By Jessica Yadegaran
Wednesday, September 12th, 2007 at 10:13 am in Uncategorized.
Loved Ed Levine’s post this morning on Seriouseats.com. Seems the idea of terroir is quickly slipping into the coffee biz, where serious caffeine-o-philes are skipping the supermarket and even Starbucks to get their buzz directly from growers and their cooperatives in far flung regions like Honduras and Rwanda.
It’s not unlike my trip to Napa this weekend, where a small crew of serious oenophiles and I met with Keith Emerson of Vineyard 29 to sample not the luxurious wines he makes for that label, but his own, Emerson Brown, which is even more hard to come by. Where did he source the fruit? How did he make it? Can we score some cases from him? You betcha.
It’s simple really. Anything that grows in the ground is going to be imprinted, in a sense, with the DNA and composition of that particular plot. Add to that climate, irrigation, and treatment of that appellation plus how the bean or grape is manipulated, and you’ll inherit distinct characteristics, be they nutty or floral, grassy or steely.
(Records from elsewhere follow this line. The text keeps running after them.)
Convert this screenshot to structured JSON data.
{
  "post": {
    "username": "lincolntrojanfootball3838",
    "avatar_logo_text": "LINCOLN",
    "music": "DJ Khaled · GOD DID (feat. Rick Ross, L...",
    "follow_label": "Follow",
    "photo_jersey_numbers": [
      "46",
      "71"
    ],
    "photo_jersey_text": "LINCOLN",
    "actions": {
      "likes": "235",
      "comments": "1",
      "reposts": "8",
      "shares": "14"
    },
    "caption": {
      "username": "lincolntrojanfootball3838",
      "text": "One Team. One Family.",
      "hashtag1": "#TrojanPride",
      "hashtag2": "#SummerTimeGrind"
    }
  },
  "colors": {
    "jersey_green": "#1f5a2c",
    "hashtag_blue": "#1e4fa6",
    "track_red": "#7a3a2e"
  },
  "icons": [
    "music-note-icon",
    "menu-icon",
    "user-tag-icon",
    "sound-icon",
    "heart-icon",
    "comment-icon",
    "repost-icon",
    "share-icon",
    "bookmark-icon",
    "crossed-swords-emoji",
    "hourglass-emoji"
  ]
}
Same thing happened on the way to learning about chocolate. You might recall an A-1 piece I did about two years ago about the booming high-end chocolate market, where higher cacao content bars are revered like big Napa Cabs. It coincided with “Chocolate: The Exhibition,” a Cacao 101 exhibit that had recently opened at the California Academy of Sciences in San Francisco.
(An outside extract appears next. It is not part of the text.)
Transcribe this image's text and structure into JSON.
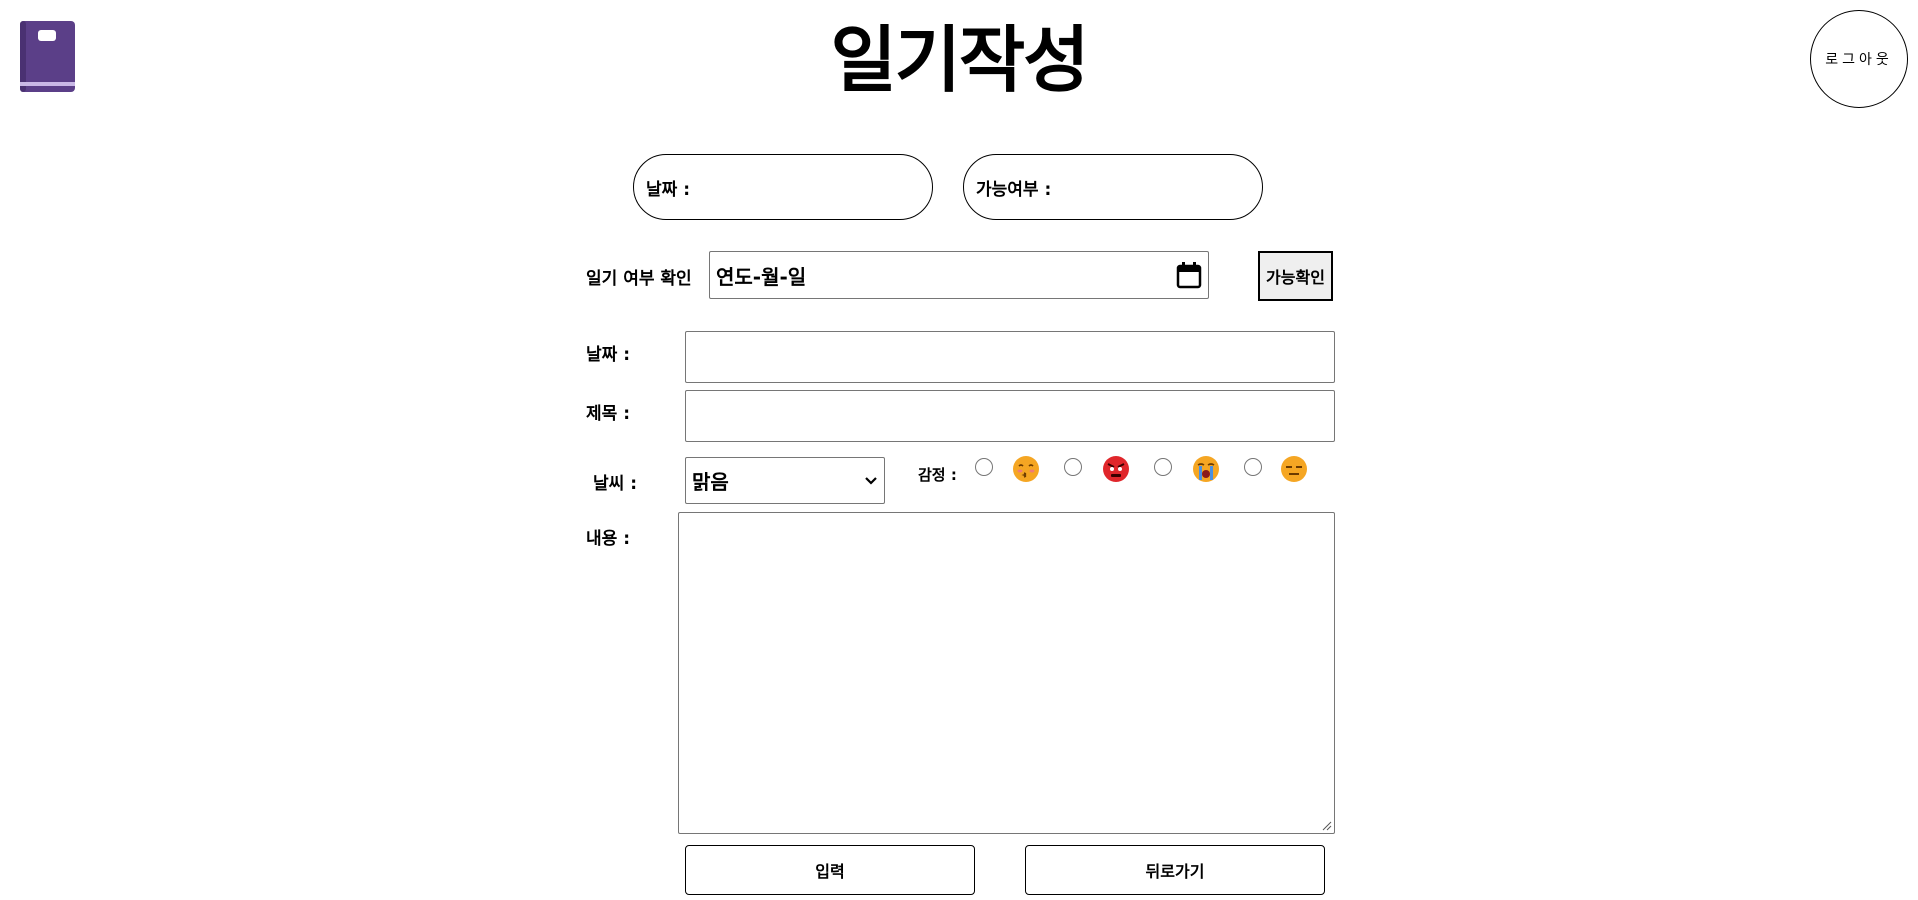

I met with chocolate educator Seneca Klassen at Bittersweet Chocolate Cafe in Oakland and he led me through a sensory evaluation on par with Copia’s finest.
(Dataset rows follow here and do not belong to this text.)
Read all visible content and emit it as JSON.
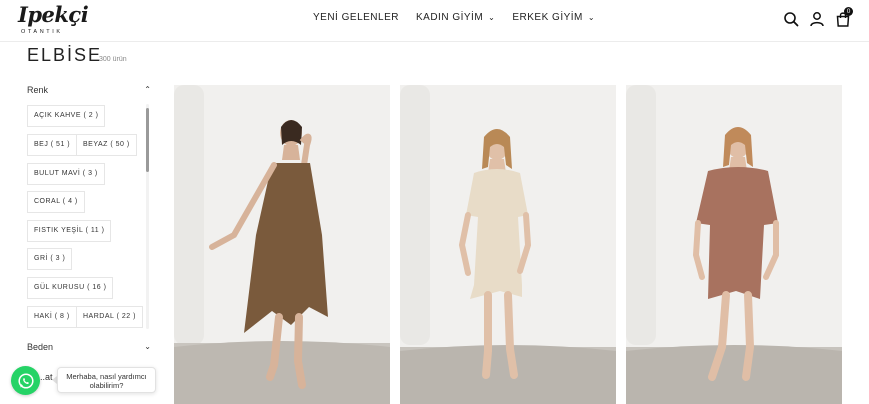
{
  "header": {
    "logo_script": "Ipekçi",
    "logo_sub": "OTANTIK",
    "nav": [
      {
        "label": "YENİ GELENLER",
        "has_dropdown": false
      },
      {
        "label": "KADIN GİYİM",
        "has_dropdown": true
      },
      {
        "label": "ERKEK GİYİM",
        "has_dropdown": true
      }
    ],
    "icons": [
      "search-icon",
      "user-icon",
      "cart-icon"
    ],
    "cart_count": "0"
  },
  "page": {
    "title": "ELBİSE",
    "count": "300 ürün"
  },
  "filters": {
    "color": {
      "label": "Renk",
      "expanded": true,
      "options": [
        {
          "label": "AÇIK KAHVE ( 2 )"
        },
        {
          "label": "BEJ ( 51 )"
        },
        {
          "label": "BEYAZ ( 50 )"
        },
        {
          "label": "BULUT MAVİ ( 3 )"
        },
        {
          "label": "CORAL ( 4 )"
        },
        {
          "label": "FISTIK YEŞİL ( 11 )"
        },
        {
          "label": "GRİ ( 3 )"
        },
        {
          "label": "GÜL KURUSU ( 16 )"
        },
        {
          "label": "HAKİ ( 8 )"
        },
        {
          "label": "HARDAL ( 22 )"
        }
      ]
    },
    "size": {
      "label": "Beden",
      "expanded": false
    },
    "partially_hidden_label": "..at"
  },
  "products": [
    {
      "image": "woman-brown-slip-dress",
      "dress_color": "#7a5a3c"
    },
    {
      "image": "woman-cream-tunic-dress",
      "dress_color": "#e8dcc8"
    },
    {
      "image": "woman-terracotta-tunic-dress",
      "dress_color": "#a8725f"
    }
  ],
  "chat": {
    "bubble_text": "Merhaba, nasıl yardımcı olabilirim?",
    "accent": "#25d366"
  }
}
Yup, we started by smelling the dark hunks of a bar of 80 percent Forastero cacao from Sao Tome: very fruity, like blackberries. Then we observed its color, no waxy Hershey’s overlay, just beautiful black shine, like Cherokee hair. I was instructed to break the square and observe that before I put it in my mouth. From there, you are to let the chocolate rest on your mid palate (this is like swirling), where, if made well, it should melt (this is the finish) into oblivion with no cocoa butter shield (think wine additives like yeasts, sulphates). Then we did the same thing with the 62 percent Caribbean Criollo, and compared the two.
So, welcome, coffee drinkers of America. To direct trade, to snobbery, and to a future $5 cup of Joe. I’m just not sure about the B&Bs in Third World coffee country.